Lets compare vitamin content per 100 grams of Canned Carrots with Liquids and Salt vs Cooked Tempeh:
Canned Carrots Solids and Liquids with Salt have more Vitamin A, more Vitamin C and 1.8 times more Vitamin E than Cooked Tempeh.
While Cooked Tempeh contains 2.8 times more Vitamin B1, 13.2 times more Vitamin B2, 5.1 times more Vitamin B3, 3.3 times more Vitamin B5, 1.8 times more Vitamin B6, 2.6 times more Vitamin B9, more Vitamin B12 and 2 times more Vitamin K than Canned Carrots Solids and Liquids with Salt.
Both Canned Carrots Solids and Liquids with Salt as well as Cooked Tempeh have insufficient amounts of Vitamin D in 100 g.
Comparing minerals per 100 grams for Canned Carrots with Liquids and Salt vs Cooked Tempeh:
Canned Carrots Solids and Liquids with Salt have 17.1 times more Sodium and 1.6 times more Water than Cooked Tempeh.

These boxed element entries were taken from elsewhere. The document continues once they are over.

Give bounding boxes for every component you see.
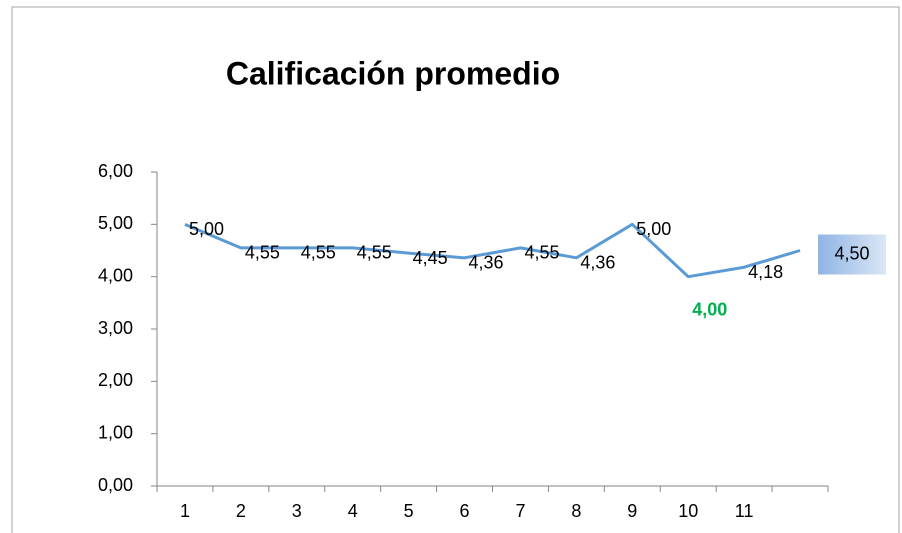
x-tick-label: 2 <box>236 501 246 521</box>
y-tick-label: 4,00 <box>98 265 133 285</box>
value-label: 4,55 <box>357 243 392 263</box>
x-tick-label: 4 <box>348 501 358 521</box>
y-tick-label: 5,00 <box>98 213 133 233</box>
x-tick-label: 5 <box>404 501 414 521</box>
y-tick-label: 6,00 <box>98 161 133 181</box>
value-label: 5,00 <box>189 219 224 239</box>
x-tick-label: 7 <box>515 501 525 521</box>
value-label: 4,45 <box>413 248 448 268</box>
value-label: 4,55 <box>301 243 336 263</box>
value-label: 4,55 <box>524 243 559 263</box>
x-tick-label: 9 <box>627 501 637 521</box>
x-tick-label: 8 <box>571 501 581 521</box>
value-label: 4,00 <box>692 299 727 319</box>
x-tick-label: 6 <box>460 501 470 521</box>
y-tick-label: 1,00 <box>98 422 133 442</box>
x-tick-label: 10 <box>678 501 698 521</box>
value-label: 5,00 <box>636 219 671 239</box>
value-label-bg <box>818 234 887 275</box>
series-line <box>184 222 801 279</box>
x-tick-label: 3 <box>292 501 302 521</box>
chart-border <box>11 6 900 533</box>
value-label: 4,36 <box>580 253 615 273</box>
value-label: 4,18 <box>748 262 783 282</box>
x-tick-label: 11 <box>735 501 754 521</box>
x-tick-label: 1 <box>180 501 190 521</box>
y-tick-label: 0,00 <box>98 475 133 495</box>
y-tick-label: 2,00 <box>98 370 133 390</box>
y-tick-label: 3,00 <box>98 318 133 338</box>
value-label: 4,50 <box>835 243 870 263</box>
chart-title: Calificación promedio <box>226 55 560 91</box>
value-label: 4,55 <box>245 243 280 263</box>
value-label: 4,36 <box>469 253 504 273</box>
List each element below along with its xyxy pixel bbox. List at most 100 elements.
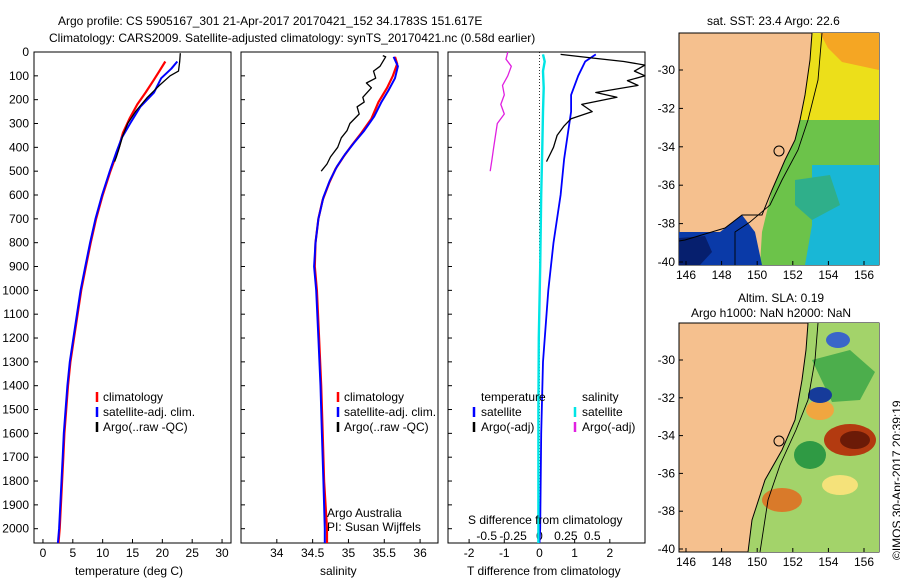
- x-tick-label-p3: 1: [571, 546, 578, 560]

While Cooked Tempeh contains 3.1 times more Calcium, 5.2 times more Copper, 4.1 times more Iron, 8.6 times more Magnesium, 2.9 times more Manganese, 12.7 times more Phosphorus, 2.3 times more Potassium and 5.4 times more Zinc than Canned Carrots Solids and Liquids with Salt.
Both Canned Carrots Solids and Liquids with Salt as well as Cooked Tempeh have insufficient amounts of Selenium in 100 g.
Comparison of macro-nutrients per 100 grams:
Cooked Tempeh contains 8.5 times more Energy, 81.3 times more Fat, 136 times more Saturated Fat, 15 times more Omega 3, 45 times more Omega 6, 1.4 times more Carbohydrate, 2.1 times more Fiber and 34.3 times more Protein than Canned Carrots Solids and Liquids with Salt.
Both Canned Carrots Solids and Liquids with Salt and Cooked Tempeh have similar amounts of Sugars per 100 g.
Both Canned Carrots Solids and Liquids with Salt as well as Cooked Tempeh have insufficient amounts of Cholesterol, Glucose and Sucrose in 100 g.